Le poids des images par Marine Pistien
En avril, Le Couvent recevait en résidence l’artiste photographe Marine Pistien, et ses recherches autour de la matérialité et du poids des images.
Accompagnée par les artistes Chloé Saffores (danse, improvise, pérforme et étudie conjointement avec les théories trans*féministes, compost-humanistes et les danses expérimentales contemporaines) et Aurélie Gosset (céramiste, danseuse, photographe).
Sortie de résidence le 28 avril
14h – 18h
Performance à 16h3o
“En tant qu’artiste et travailleuse de l’image, je suis prise de vertige face à la surabondance des images, face à notre assujettissement généralisé à celles-ci (et aux écrans) au détriment de notre droit fondamental à rêver et imaginer. Peut-on encore lutter ? Pourquoi pas, au contraire, se mettre au service de ces dernières pour s’en jouer ? Comment puis-je servir -me servir de- l’image ? Je cherche à vider l’image de sa substance, la tordre, la plier. Ce jeu est ma réaction au pouvoir des images.
Mes réflexions actuelles m’emmènent vers des questionnements liés aux poids des images au sens littéral et métaphorique. L’image est prismatique, elle est partout, tout le temps. L’image est envahissante, elle remplit des espaces de stockage, elle remplit mon espace mental, elle prend trop de place.
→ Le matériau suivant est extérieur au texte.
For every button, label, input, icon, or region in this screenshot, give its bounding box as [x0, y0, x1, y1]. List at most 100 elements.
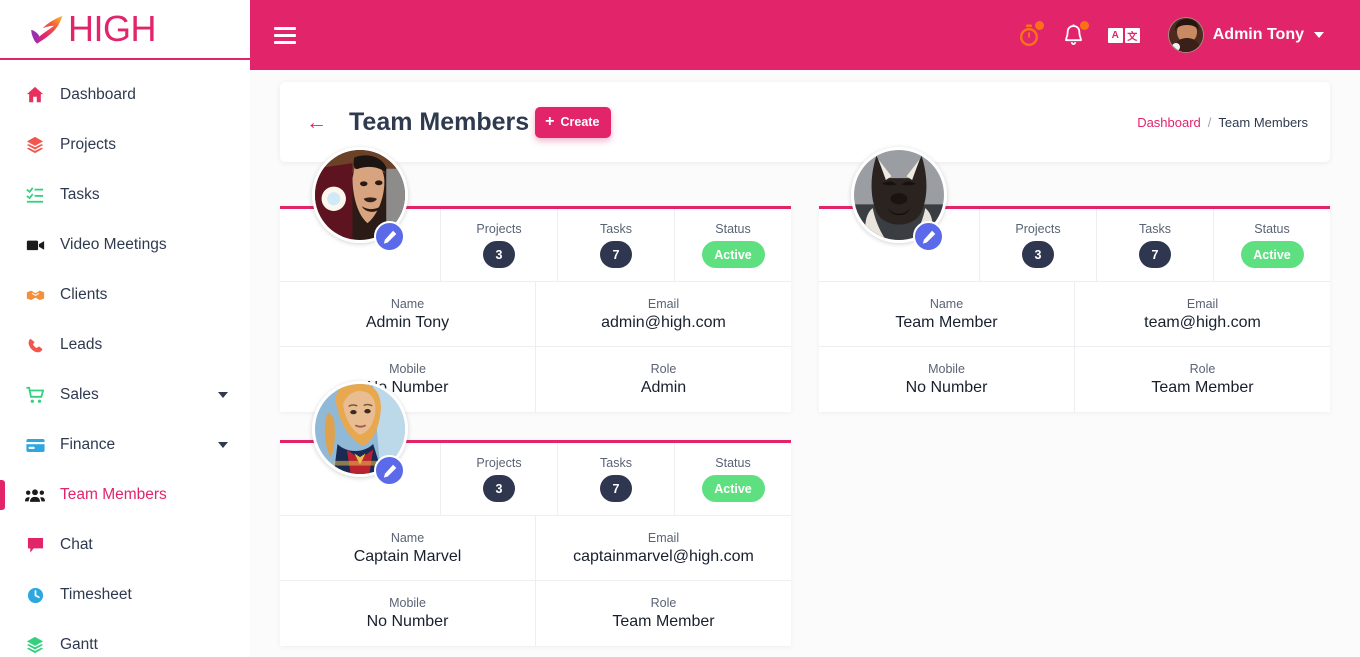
phone-icon [22, 337, 48, 354]
cell-mobile: Mobile No Number [280, 581, 535, 646]
member-card: Projects 3 Tasks 7 Status Active Name [280, 381, 791, 646]
chat-bubble-icon [22, 537, 48, 554]
stat-tasks: Tasks 7 [557, 443, 674, 515]
stat-label: Status [715, 222, 751, 236]
avatar [1167, 17, 1204, 53]
member-mobile: No Number [905, 379, 988, 396]
member-role: Admin [640, 379, 687, 396]
breadcrumb-dashboard[interactable]: Dashboard [1137, 115, 1201, 130]
sidebar-item-leads[interactable]: Leads [0, 320, 250, 370]
hamburger-menu-icon[interactable] [274, 26, 296, 44]
member-email: team@high.com [1144, 313, 1261, 331]
chevron-down-icon[interactable] [218, 442, 228, 448]
sidebar-item-video-meetings[interactable]: Video Meetings [0, 220, 250, 270]
sidebar: HIGH Dashboard Projects Tasks Video Meet… [0, 0, 250, 657]
back-arrow-icon[interactable]: ← [306, 112, 327, 133]
chevron-down-icon[interactable] [218, 392, 228, 398]
tasks-count: 7 [600, 475, 632, 502]
cell-label: Email [1186, 296, 1219, 311]
layers-icon [22, 136, 48, 154]
breadcrumb: Dashboard / Team Members [1137, 115, 1308, 130]
sidebar-item-chat[interactable]: Chat [0, 520, 250, 570]
cell-label: Role [650, 596, 677, 610]
stat-projects: Projects 3 [979, 209, 1096, 281]
member-row-mobile-role: Mobile No Number Role Team Member [280, 581, 791, 646]
member-row-name-email: Name Admin Tony Email admin@high.com [280, 282, 791, 347]
sidebar-item-timesheet[interactable]: Timesheet [0, 570, 250, 620]
language-translate-icon[interactable]: A 文 [1107, 27, 1140, 43]
language-right-glyph: 文 [1124, 27, 1140, 43]
bell-icon[interactable] [1063, 21, 1089, 46]
language-left-glyph: A [1107, 27, 1123, 43]
sidebar-item-label: Dashboard [60, 86, 136, 103]
projects-count: 3 [483, 475, 515, 502]
projects-count: 3 [1022, 241, 1054, 268]
sidebar-item-gantt[interactable]: Gantt [0, 620, 250, 657]
sidebar-item-label: Leads [60, 336, 103, 353]
app-logo[interactable]: HIGH [0, 0, 250, 60]
sidebar-item-clients[interactable]: Clients [0, 270, 250, 320]
page-title: Team Members [349, 107, 530, 136]
sidebar-item-dashboard[interactable]: Dashboard [0, 70, 250, 120]
sidebar-item-finance[interactable]: Finance [0, 420, 250, 470]
sidebar-item-tasks[interactable]: Tasks [0, 170, 250, 220]
cell-email: Email admin@high.com [535, 282, 791, 346]
edit-pencil-icon[interactable] [374, 221, 405, 252]
stat-projects: Projects 3 [440, 209, 557, 281]
stat-tasks: Tasks 7 [557, 209, 674, 281]
notification-badge-dot [1079, 21, 1089, 30]
sidebar-item-label: Gantt [60, 636, 98, 653]
sidebar-item-sales[interactable]: Sales [0, 370, 250, 420]
user-name: Admin Tony [1212, 26, 1304, 43]
cell-mobile: Mobile No Number [280, 347, 535, 412]
create-button[interactable]: + Create [535, 106, 612, 138]
stat-projects: Projects 3 [440, 443, 557, 515]
edit-pencil-icon[interactable] [913, 221, 944, 252]
stat-label: Projects [1015, 222, 1061, 236]
logo-text: HIGH [68, 8, 157, 49]
breadcrumb-separator: / [1207, 114, 1212, 130]
task-list-icon [22, 186, 48, 204]
cell-email: Email team@high.com [1074, 282, 1330, 346]
shopping-cart-icon [22, 386, 48, 404]
tasks-count: 7 [1139, 241, 1171, 268]
cell-role: Role Team Member [535, 581, 791, 646]
stopwatch-icon[interactable] [1019, 21, 1044, 46]
sidebar-item-label: Video Meetings [60, 236, 167, 253]
sidebar-item-label: Team Members [60, 486, 167, 503]
chevron-down-icon[interactable] [1314, 32, 1324, 38]
sidebar-item-label: Clients [60, 286, 108, 303]
cell-label: Name [390, 296, 425, 311]
cell-name: Name Captain Marvel [280, 516, 535, 580]
member-row-name-email: Name Captain Marvel Email captainmarvel@… [280, 516, 791, 581]
sidebar-item-label: Tasks [60, 186, 100, 203]
video-camera-icon [22, 236, 48, 254]
home-icon [22, 86, 48, 104]
sidebar-item-label: Finance [60, 436, 116, 453]
create-button-label: Create [560, 114, 600, 129]
sidebar-item-label: Projects [60, 136, 116, 153]
cell-mobile: Mobile No Number [819, 347, 1074, 412]
sidebar-item-projects[interactable]: Projects [0, 120, 250, 170]
stat-label: Tasks [600, 456, 632, 470]
projects-count: 3 [483, 241, 515, 268]
stat-label: Tasks [600, 222, 632, 236]
handshake-icon [22, 287, 48, 303]
status-badge: Active [701, 241, 765, 268]
sidebar-item-team-members[interactable]: Team Members [0, 470, 250, 520]
edit-pencil-icon[interactable] [374, 455, 405, 486]
cell-role: Role Admin [535, 347, 791, 412]
page-header-card: ← Team Members + Create Dashboard / Team… [280, 82, 1330, 162]
member-name: Captain Marvel [353, 547, 462, 565]
cell-name: Name Admin Tony [280, 282, 535, 346]
layers-icon [22, 636, 48, 654]
cell-email: Email captainmarvel@high.com [535, 516, 791, 580]
topbar: A 文 Admin Tony [250, 0, 1360, 70]
member-role: Team Member [612, 613, 715, 630]
member-card: Projects 3 Tasks 7 Status Active Name [819, 147, 1330, 412]
user-menu[interactable]: Admin Tony [1167, 17, 1324, 53]
stat-status: Status Active [674, 443, 791, 515]
credit-card-icon [22, 438, 48, 453]
member-email: captainmarvel@high.com [573, 547, 754, 565]
page-content: ← Team Members + Create Dashboard / Team… [250, 70, 1360, 646]
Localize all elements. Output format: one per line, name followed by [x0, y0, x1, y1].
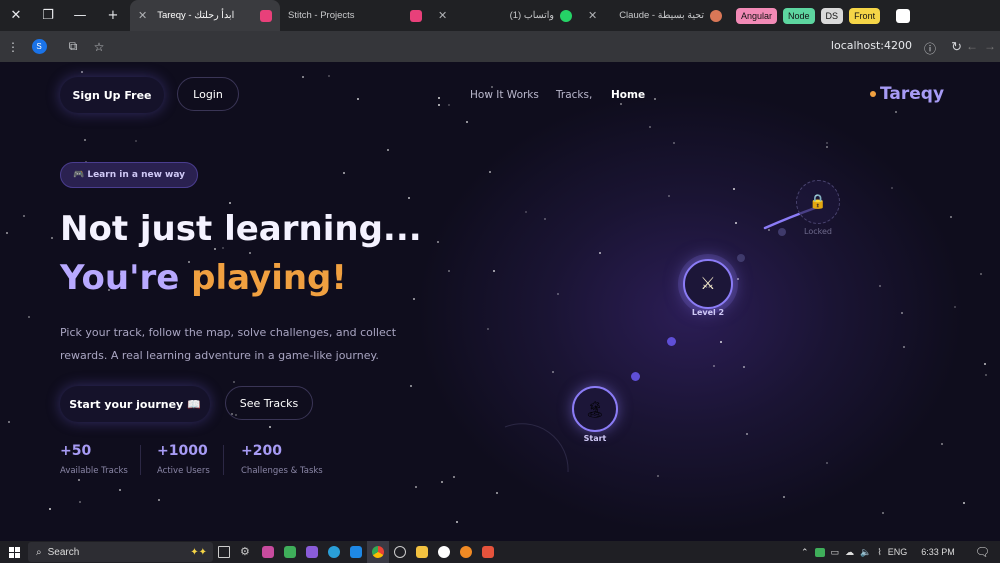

Ce qui m’amène à vouloir déplacer l’image du monde virtuel vers l’espace du réel. Qu’est-ce que ça fait si l’image devient un volume dans l’espace, avec une matérialité, un poids ?
Je travaille à rendre physique le poids de l’image informatique ; combien pèse 1Mo ? Je cherche à produire un tableau de conversion de poids du kilogramme vers le kilo-octet. Combien pèse une image ? Combien prend-elle de place dans l’espace réel ? L’idée est de jouer entre ces deux frontières ; l’espace du virtuel et celui du réel.
Ce qui formellement pourrait se traduire par des images qui volent dans l’espace, des images qui flottent, des images qui tiennent debout, des images qui seraient étirées, pliées, légères, lourdes, épaisses, volantes, clouées, rognées, déployées, déchirées, recomposées, superposées, suspendues, rembobinées, imprimées, ventilées, dessinées, vibratiles, posées, scrollées, chorégraphiées, mouvementées, équilibrées, tournées, renversées, redressées,
exposées, imagées, épuisées, activées, défilées, annulées.
Je cherche à instaurer un rapport plus physique à l’image. Par exemple, une image pourrait tenir en équilibre seulement avec l’aide d’un corps qui servirait de soutien à l’image ; il se passe quoi si je lâche ? Est-ce que l’image meurt ou continue d’exister selon son propre régime d’existence ? Que se passe-t-il quand on ne regarde plus l’image ?
Quel serait alors le rapport humain à l’image, son rapport sensoriel ? Ce qui m’intéresse, c’est de créer un rapport plus haptique et sensible à l’image, plutôt qu’optique.
J’ai commencé à explorer spatialement ces questions lors d’une résidence en Juin 2023 à l’ENSP (Ecole Nationale Supérieure de la Photographie) à Arles avec une performeuse et chorégraphe Chloé Saffores. Nous avons produit des images in-situ. A partir de cette pile d’images, nous avons fait des avions en papier que l’on a fait voler dans l’espace. Comment le pli occulte et modifie notre rapport aux images ? Plier l’image c’est une autre expérience que de la regarder.
J’envisage de poursuivre mon travail sur la relation humain/image, de pouvoir sentir sa résistance, son poids, de pouvoir jouer avec. L’idée est de continuer de créer une partition visuelle entre performances, objets photographiques et installations, explorant le rapport de nos corps et de nos sens face aux images.
Je tente d’ouvrir un champ de questionnement sur les représentations du réel et de l’imaginaire.”